X integra Google Tag Manager: tracciare le conversioni è più facile 📊
X (l’ex Twitter) fa un passo concreto verso gli inserzionisti. A luglio 2026 la piattaforma ha introdotto il supporto all’integrazione con Google Tag Manager, semplificando la gestione e il tracciamento degli eventi di conversione.
Per anni il tracciamento su X è stato il tallone d’Achille della piattaforma: pixel macchinosi e dati poco affidabili hanno tenuto lontani molti advertiser. Questa integrazione punta a rimettere X nella lista dei canali misurabili.
Cosa cambia con Google Tag Manager 🏷️
Google Tag Manager è il sistema più diffuso per gestire i codici di tracciamento senza toccare il codice del sito. Con il supporto ufficiale, ora puoi installare e aggiornare il pixel di X dallo stesso pannello dove gestisci già Google Ads, GA4 e Meta. Un’unica cabina di regia per tutti gli eventi di conversione.

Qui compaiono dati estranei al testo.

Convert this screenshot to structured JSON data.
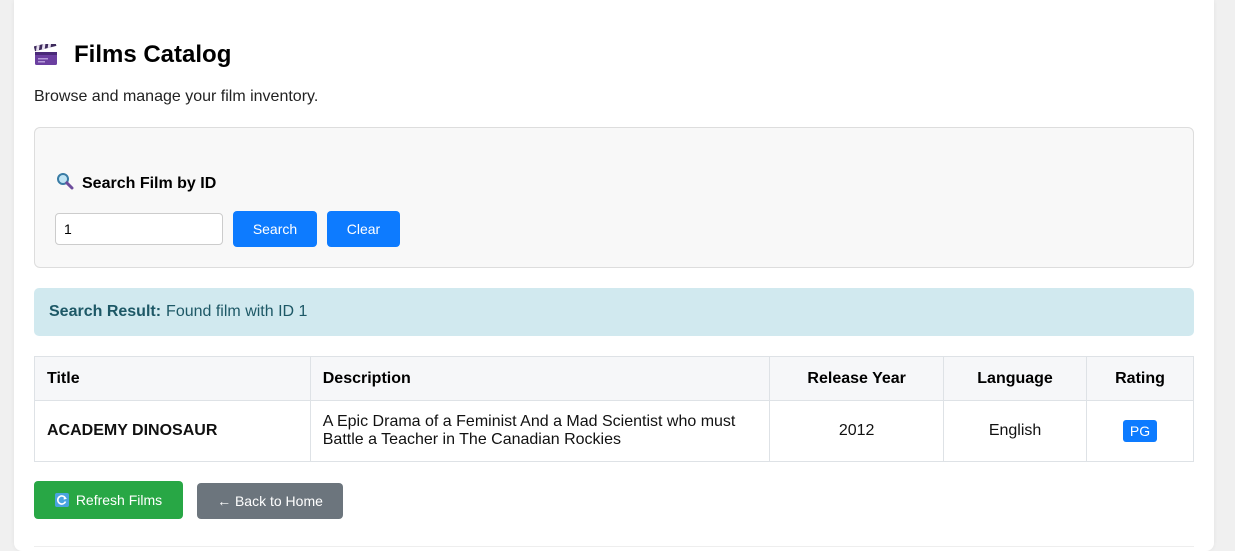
{
  "page": {
    "title": "Films Catalog",
    "subtitle": "Browse and manage your film inventory.",
    "title_icon": "clapperboard-icon"
  },
  "search": {
    "heading": "Search Film by ID",
    "heading_icon": "magnifier-icon",
    "input_value": "1",
    "search_label": "Search",
    "clear_label": "Clear"
  },
  "result": {
    "label": "Search Result:",
    "message": "Found film with ID 1"
  },
  "table": {
    "columns": [
      "Title",
      "Description",
      "Release Year",
      "Language",
      "Rating"
    ],
    "rows": [
      {
        "title": "ACADEMY DINOSAUR",
        "description": "A Epic Drama of a Feminist And a Mad Scientist who must Battle a Teacher in The Canadian Rockies",
        "release_year": "2012",
        "language": "English",
        "rating": "PG"
      }
    ]
  },
  "actions": {
    "refresh_label": "Refresh Films",
    "refresh_icon": "refresh-icon",
    "back_label": "← Back to Home"
  },
  "colors": {
    "primary": "#0d7bff",
    "success": "#28a745",
    "secondary": "#6c757d",
    "info_bg": "#d1e9ef",
    "info_text": "#1d5866"
  }
}
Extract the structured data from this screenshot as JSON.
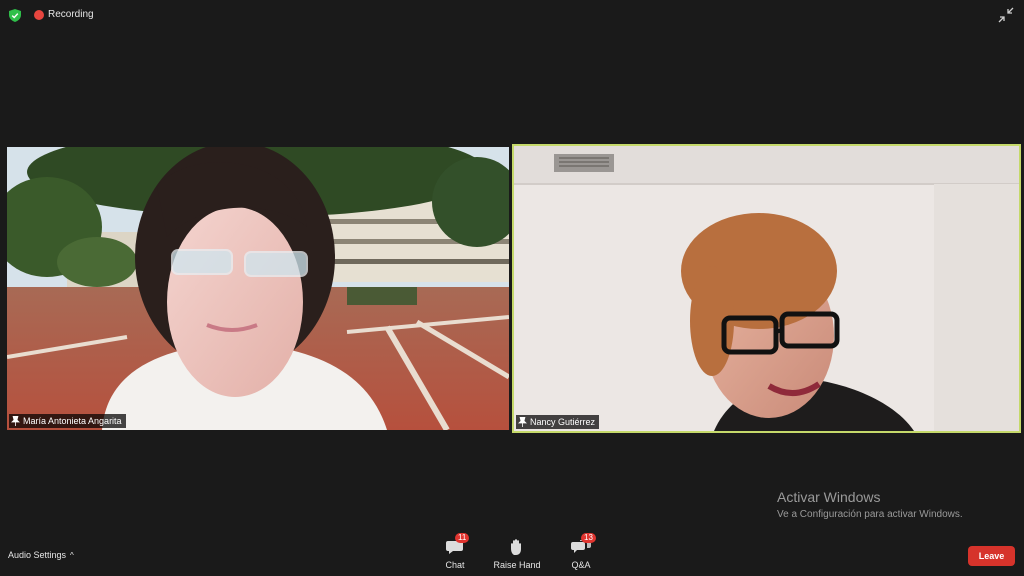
{
  "top_bar": {
    "recording_label": "Recording",
    "icons": {
      "security": "shield-check-icon",
      "minimize": "minimize-icon"
    }
  },
  "participants": [
    {
      "name": "María Antonieta Angarita",
      "icon": "pin-icon"
    },
    {
      "name": "Nancy Gutiérrez",
      "icon": "pin-icon",
      "active_speaker": true
    }
  ],
  "watermark": {
    "title": "Activar Windows",
    "subtitle": "Ve a Configuración para activar Windows."
  },
  "bottom_bar": {
    "audio_settings": {
      "label": "Audio Settings",
      "caret": "^"
    },
    "chat": {
      "label": "Chat",
      "badge": "11",
      "icon": "chat-icon"
    },
    "raise_hand": {
      "label": "Raise Hand",
      "icon": "hand-icon"
    },
    "qa": {
      "label": "Q&A",
      "badge": "13",
      "icon": "qa-icon"
    },
    "leave": {
      "label": "Leave"
    }
  },
  "colors": {
    "background": "#1a1a1a",
    "recording_red": "#e8463f",
    "active_speaker_border": "#c5d96a",
    "leave_red": "#d6332b",
    "badge_red": "#e0342f",
    "security_green": "#2fbf4a"
  }
}
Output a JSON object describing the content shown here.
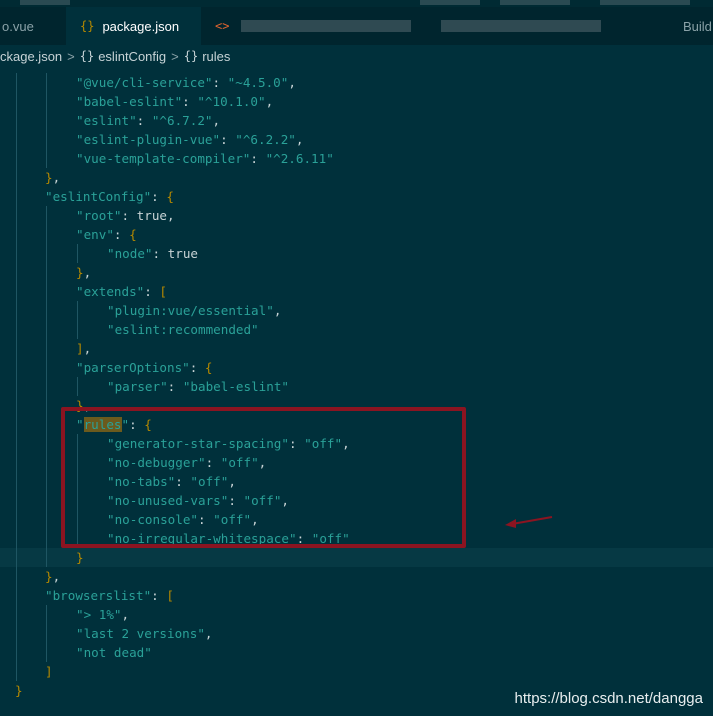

Perché X corteggia gli advertiser 💰
Dopo anni turbolenti, X sta ricostruendo la fiducia degli inserzionisti. Le mosse recenti vanno tutte in questa direzione: nuovo command center per i creator, strumenti di misurazione potenziati e ora l’aggancio all’ecosistema Google. Un tracciamento più semplice abbassa la barriera d’ingresso per le aziende medio-piccole.
Conviene investire su X nel 2026? 🤔
Dipende dal tuo pubblico. X resta forte su news, tech, finanza, sport e conversazioni professionali. I costi pubblicitari sono spesso inferiori a Meta per via della minore competizione. Con un tracciamento affidabile via GTM, ora puoi almeno testare il canale con dati veri in mano.
Come sfruttare subito la novità ⚡
Se hai già GTM sul sito, aggiungi il tag di X e configura gli eventi chiave: acquisto, lead, contatto. Poi lancia un test con budget contenuto su un pubblico mirato. Confronta il costo per conversione con gli altri canali dopo 2-3 settimane e decidi con i numeri.
FAQ ❓
Cosa serve per collegare X a Google Tag Manager?
Servono un account X Ads con pixel attivo e un contenitore GTM installato sul sito. L’integrazione si configura dal pannello di GTM aggiungendo il tag di X e mappando gli eventi di conversione da tracciare.
La pubblicità su X conviene a una PMI italiana?
Può convenire per nicchie specifiche: B2B, tech, finanza, editoria e sport. Con budget test contenuti e tracciamento via GTM, oggi è possibile valutarlo con dati affidabili prima di scalare l’investimento.